Hell, if he’d stumbled around for words that badly during all those Cascades Killer’s press conferences, the FBI never would have come calling. His only excuse, as lame as it admittedly might be, was that it had been a very long time since he’d been with a woman capable of muddling his thoughts and tangling his tongue.

“Don’t panic,” she said, gilt lights sparkling in those remarkable eyes. “I was merely curious about whether or not you were in on Nate’s devious plot.”

“Plot?” He rubbed the spot between his brows where a headache had begun to throb.

“My brother has been threatening to marry me off,” she said conversationally. As she bent to pick up one of the pieces of luggage, the cutoff jeans rode up enticingly, momentarily capturing his attention with the backs of smooth, tanned thighs. “He obviously sent you down here as bait.”

“I seriously doubt he’d do that,” Donovan objected. “Here, let me take those.”

“I’ve got them,” she said as she headed toward the door. “You bring the large bag and that other case. Which, please tell me isn’t a computer.”

“It’s a new laptop.
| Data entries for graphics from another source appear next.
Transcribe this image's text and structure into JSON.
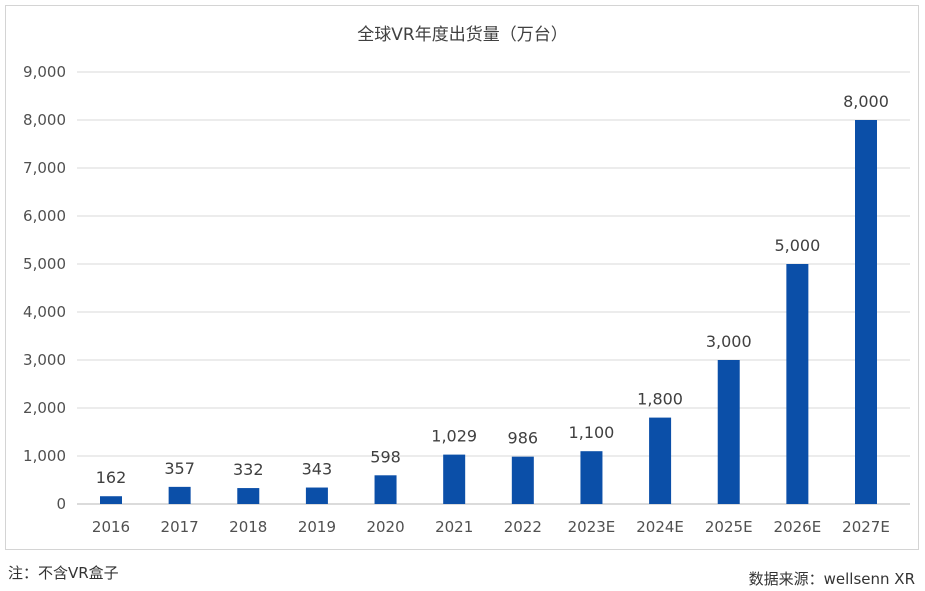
{
  "chart_data": {
    "type": "bar",
    "title": "全球VR年度出货量（万台）",
    "categories": [
      "2016",
      "2017",
      "2018",
      "2019",
      "2020",
      "2021",
      "2022",
      "2023E",
      "2024E",
      "2025E",
      "2026E",
      "2027E"
    ],
    "values": [
      162,
      357,
      332,
      343,
      598,
      1029,
      986,
      1100,
      1800,
      3000,
      5000,
      8000
    ],
    "data_labels": [
      "162",
      "357",
      "332",
      "343",
      "598",
      "1,029",
      "986",
      "1,100",
      "1,800",
      "3,000",
      "5,000",
      "8,000"
    ],
    "ylim": [
      0,
      9000
    ],
    "yticks": [
      "0",
      "1,000",
      "2,000",
      "3,000",
      "4,000",
      "5,000",
      "6,000",
      "7,000",
      "8,000",
      "9,000"
    ],
    "grid": true,
    "bar_color": "#0b4fa8",
    "xlabel": "",
    "ylabel": ""
  },
  "footer": {
    "note": "注：不含VR盒子",
    "source": "数据来源：wellsenn XR"
  }
}
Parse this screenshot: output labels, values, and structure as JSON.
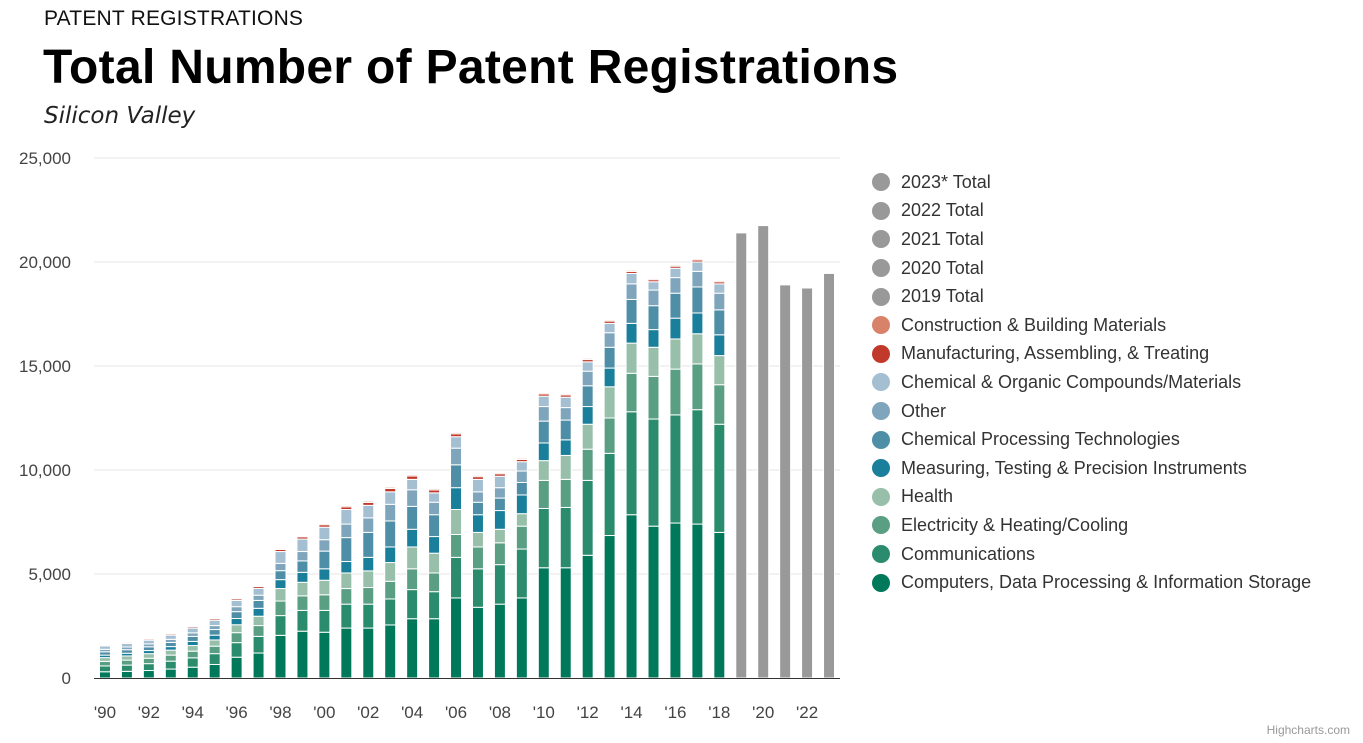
{
  "header": {
    "kicker": "PATENT REGISTRATIONS",
    "title": "Total Number of Patent Registrations",
    "subtitle": "Silicon Valley"
  },
  "credits": "Highcharts.com",
  "chart_data": {
    "type": "bar",
    "stacked": true,
    "ylim": [
      0,
      25000
    ],
    "y_ticks": [
      "0",
      "5,000",
      "10,000",
      "15,000",
      "20,000",
      "25,000"
    ],
    "x_tick_labels": [
      "'90",
      "'92",
      "'94",
      "'96",
      "'98",
      "'00",
      "'02",
      "'04",
      "'06",
      "'08",
      "'10",
      "'12",
      "'14",
      "'16",
      "'18",
      "'20",
      "'22"
    ],
    "grid": true,
    "legend_position": "right",
    "categories": [
      1990,
      1991,
      1992,
      1993,
      1994,
      1995,
      1996,
      1997,
      1998,
      1999,
      2000,
      2001,
      2002,
      2003,
      2004,
      2005,
      2006,
      2007,
      2008,
      2009,
      2010,
      2011,
      2012,
      2013,
      2014,
      2015,
      2016,
      2017,
      2018,
      2019,
      2020,
      2021,
      2022,
      2023
    ],
    "series": [
      {
        "name": "Computers, Data Processing & Information Storage",
        "color": "#00785a",
        "values": [
          300,
          320,
          360,
          430,
          520,
          650,
          1000,
          1200,
          2050,
          2250,
          2200,
          2400,
          2400,
          2550,
          2850,
          2850,
          3850,
          3400,
          3550,
          3850,
          5300,
          5300,
          5900,
          6850,
          7850,
          7300,
          7450,
          7400,
          7000,
          null,
          null,
          null,
          null,
          null
        ]
      },
      {
        "name": "Communications",
        "color": "#2a8c6c",
        "values": [
          280,
          300,
          330,
          380,
          450,
          520,
          700,
          800,
          950,
          1000,
          1050,
          1150,
          1150,
          1250,
          1400,
          1300,
          1950,
          1850,
          1900,
          2350,
          2850,
          2900,
          3600,
          3950,
          4950,
          5150,
          5200,
          5500,
          5200,
          null,
          null,
          null,
          null,
          null
        ]
      },
      {
        "name": "Electricity & Heating/Cooling",
        "color": "#5a9e84",
        "values": [
          220,
          240,
          260,
          290,
          320,
          360,
          480,
          520,
          700,
          700,
          750,
          750,
          800,
          850,
          1000,
          900,
          1100,
          1050,
          1050,
          1100,
          1350,
          1350,
          1500,
          1700,
          1850,
          2050,
          2200,
          2200,
          1900,
          null,
          null,
          null,
          null,
          null
        ]
      },
      {
        "name": "Health",
        "color": "#97bfa9",
        "values": [
          180,
          200,
          220,
          240,
          270,
          300,
          380,
          450,
          600,
          650,
          700,
          750,
          800,
          900,
          1050,
          950,
          1200,
          700,
          650,
          600,
          950,
          1150,
          1200,
          1500,
          1450,
          1400,
          1450,
          1450,
          1400,
          null,
          null,
          null,
          null,
          null
        ]
      },
      {
        "name": "Measuring, Testing & Precision Instruments",
        "color": "#1a7f9a",
        "values": [
          120,
          130,
          150,
          170,
          200,
          230,
          300,
          380,
          430,
          480,
          550,
          550,
          650,
          750,
          850,
          800,
          1050,
          850,
          900,
          900,
          850,
          750,
          850,
          900,
          950,
          850,
          1000,
          1000,
          1000,
          null,
          null,
          null,
          null,
          null
        ]
      },
      {
        "name": "Chemical Processing Technologies",
        "color": "#4e8ea6",
        "values": [
          160,
          170,
          180,
          200,
          240,
          270,
          330,
          380,
          430,
          550,
          850,
          1150,
          1200,
          1250,
          1100,
          1050,
          1100,
          600,
          600,
          600,
          1050,
          950,
          1000,
          1000,
          1150,
          1150,
          1200,
          1250,
          1200,
          null,
          null,
          null,
          null,
          null
        ]
      },
      {
        "name": "Other",
        "color": "#7ea5bc",
        "values": [
          120,
          130,
          140,
          150,
          170,
          190,
          240,
          250,
          350,
          450,
          550,
          650,
          700,
          800,
          800,
          600,
          800,
          500,
          500,
          550,
          700,
          600,
          700,
          700,
          750,
          750,
          750,
          750,
          800,
          null,
          null,
          null,
          null,
          null
        ]
      },
      {
        "name": "Chemical & Organic Compounds/Materials",
        "color": "#a4bfd2",
        "values": [
          160,
          170,
          180,
          200,
          230,
          260,
          300,
          330,
          570,
          600,
          600,
          700,
          600,
          600,
          500,
          450,
          550,
          600,
          550,
          450,
          500,
          500,
          450,
          450,
          500,
          400,
          450,
          450,
          450,
          null,
          null,
          null,
          null,
          null
        ]
      },
      {
        "name": "Manufacturing, Assembling, & Treating",
        "color": "#c0392b",
        "values": [
          50,
          55,
          60,
          65,
          70,
          75,
          80,
          90,
          100,
          110,
          120,
          130,
          140,
          160,
          160,
          140,
          140,
          130,
          120,
          110,
          110,
          110,
          110,
          110,
          100,
          100,
          100,
          100,
          100,
          null,
          null,
          null,
          null,
          null
        ]
      },
      {
        "name": "Construction & Building Materials",
        "color": "#d9826a",
        "values": [
          30,
          30,
          35,
          35,
          40,
          40,
          45,
          45,
          50,
          50,
          55,
          60,
          60,
          60,
          60,
          60,
          60,
          60,
          55,
          55,
          55,
          55,
          55,
          55,
          55,
          55,
          55,
          55,
          55,
          null,
          null,
          null,
          null,
          null
        ]
      },
      {
        "name": "2019 Total",
        "color": "#999999",
        "values": [
          null,
          null,
          null,
          null,
          null,
          null,
          null,
          null,
          null,
          null,
          null,
          null,
          null,
          null,
          null,
          null,
          null,
          null,
          null,
          null,
          null,
          null,
          null,
          null,
          null,
          null,
          null,
          null,
          null,
          21400,
          null,
          null,
          null,
          null
        ]
      },
      {
        "name": "2020 Total",
        "color": "#999999",
        "values": [
          null,
          null,
          null,
          null,
          null,
          null,
          null,
          null,
          null,
          null,
          null,
          null,
          null,
          null,
          null,
          null,
          null,
          null,
          null,
          null,
          null,
          null,
          null,
          null,
          null,
          null,
          null,
          null,
          null,
          null,
          21750,
          null,
          null,
          null
        ]
      },
      {
        "name": "2021 Total",
        "color": "#999999",
        "values": [
          null,
          null,
          null,
          null,
          null,
          null,
          null,
          null,
          null,
          null,
          null,
          null,
          null,
          null,
          null,
          null,
          null,
          null,
          null,
          null,
          null,
          null,
          null,
          null,
          null,
          null,
          null,
          null,
          null,
          null,
          null,
          18900,
          null,
          null
        ]
      },
      {
        "name": "2022 Total",
        "color": "#999999",
        "values": [
          null,
          null,
          null,
          null,
          null,
          null,
          null,
          null,
          null,
          null,
          null,
          null,
          null,
          null,
          null,
          null,
          null,
          null,
          null,
          null,
          null,
          null,
          null,
          null,
          null,
          null,
          null,
          null,
          null,
          null,
          null,
          null,
          18750,
          null
        ]
      },
      {
        "name": "2023* Total",
        "color": "#999999",
        "values": [
          null,
          null,
          null,
          null,
          null,
          null,
          null,
          null,
          null,
          null,
          null,
          null,
          null,
          null,
          null,
          null,
          null,
          null,
          null,
          null,
          null,
          null,
          null,
          null,
          null,
          null,
          null,
          null,
          null,
          null,
          null,
          null,
          null,
          19450
        ]
      }
    ]
  }
}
I figured I’d use the peace and quiet to get some work done.”

“You came here to work?” Lani’s incredulous expression suggested that he’d confessed to plans to settle beneath the banyan tree in the front yard and spend his holiday vacation watching Internet porn.

“Something wrong with that?”

“Everyone’s entitled to his own idiosyncrasies, I suppose.” She stopped and glanced back over her shoulder to give him a slow, appraising look. “Nate’s told me all about you, Donovan.”